The NAACP and other black groups urged Obama to resist deep cuts to housing assistance or safety net programs, saying it would disproportionately hurt urban areas with high poverty and unemployment. The U.S. poverty rate currently stands at 14.3 percent, with the ranks of the working-age poor at the highest level since the 1960s. Some analysts believe the poverty rate will climb higher when new figures are released in September.
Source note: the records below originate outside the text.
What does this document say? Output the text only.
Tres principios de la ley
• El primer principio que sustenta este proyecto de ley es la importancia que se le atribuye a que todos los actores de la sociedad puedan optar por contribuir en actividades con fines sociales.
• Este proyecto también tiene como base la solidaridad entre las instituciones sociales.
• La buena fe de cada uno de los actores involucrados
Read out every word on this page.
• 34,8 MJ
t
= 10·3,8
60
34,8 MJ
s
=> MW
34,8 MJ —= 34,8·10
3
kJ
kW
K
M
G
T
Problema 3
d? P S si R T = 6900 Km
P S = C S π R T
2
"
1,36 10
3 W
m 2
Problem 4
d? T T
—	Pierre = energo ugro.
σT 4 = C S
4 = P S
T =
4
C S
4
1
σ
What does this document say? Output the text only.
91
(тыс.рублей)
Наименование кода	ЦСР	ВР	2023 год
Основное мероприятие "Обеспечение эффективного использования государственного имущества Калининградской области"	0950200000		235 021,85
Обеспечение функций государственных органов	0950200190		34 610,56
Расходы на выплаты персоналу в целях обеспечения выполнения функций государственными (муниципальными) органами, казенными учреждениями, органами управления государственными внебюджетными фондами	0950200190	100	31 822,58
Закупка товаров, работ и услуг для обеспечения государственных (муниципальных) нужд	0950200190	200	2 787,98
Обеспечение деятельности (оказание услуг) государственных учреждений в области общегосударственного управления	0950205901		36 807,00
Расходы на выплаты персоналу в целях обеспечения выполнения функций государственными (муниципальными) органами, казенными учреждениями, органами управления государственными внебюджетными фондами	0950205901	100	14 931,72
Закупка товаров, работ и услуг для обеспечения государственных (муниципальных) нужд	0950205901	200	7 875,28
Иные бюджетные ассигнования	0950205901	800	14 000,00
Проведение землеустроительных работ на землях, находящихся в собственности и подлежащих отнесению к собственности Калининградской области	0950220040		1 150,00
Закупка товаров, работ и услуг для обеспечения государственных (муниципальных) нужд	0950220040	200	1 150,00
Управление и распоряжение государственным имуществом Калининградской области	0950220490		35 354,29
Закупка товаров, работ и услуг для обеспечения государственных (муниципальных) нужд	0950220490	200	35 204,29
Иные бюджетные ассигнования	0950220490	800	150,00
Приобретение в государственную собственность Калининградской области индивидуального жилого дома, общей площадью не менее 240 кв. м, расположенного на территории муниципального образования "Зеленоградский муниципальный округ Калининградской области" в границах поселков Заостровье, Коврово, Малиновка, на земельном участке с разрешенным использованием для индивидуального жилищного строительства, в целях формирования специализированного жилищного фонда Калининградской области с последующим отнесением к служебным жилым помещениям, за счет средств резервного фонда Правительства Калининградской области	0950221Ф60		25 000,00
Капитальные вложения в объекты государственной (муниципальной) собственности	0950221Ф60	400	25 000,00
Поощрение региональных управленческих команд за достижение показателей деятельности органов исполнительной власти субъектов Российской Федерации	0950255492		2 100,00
“Typically in recessions, minorities suffer from being last hired and first fired. They are likely to lose jobs more rapidly at the beginning of the recession, and are far slower to gain jobs as the economy recovers,” said Harrison, who is now a sociologist at Howard University. “One suspects that blacks who lost jobs in the recession, or who have tried to help family members or relatives who did, have now spent whatever savings or other cashable assets they had.”

Other findings:

—About 35 percent of black households and 31 percent of Hispanic households had zero or negative net worth in 2009, compared with 15 percent of white households. In 2005, the comparable shares were 29 percent for blacks, 23 percent for Hispanics and 11 percent for whites.

—Asians lost their top ranking to whites in median household wealth, dropping from $168,103 in 2005 to $78,066 in 2009. Like Hispanics, many Asians were concentrated in states like California hit hard by the housing downturn. More recent arrivals of new Asian immigrants, who tend to be poor, also pushed down their median wealth.

—Across all race and ethnic groups, the wealth gap between rich and poor widened. The share of wealth held by the top 10 percent of U.S. households increased from 49 percent in 2005 to 56 percent in 2009. The threshold for entry into the wealthiest top 10 percent, however, dipped lower: from $646,327 in 2005 to $598,435.

The numbers are based on the Census Bureau’s Survey of Income and Program Participation, which sampled more than 36,000 households on wealth from September-December 2009. Census first began publishing wealth data from this survey, broken down by race and ethnicity, in 1984.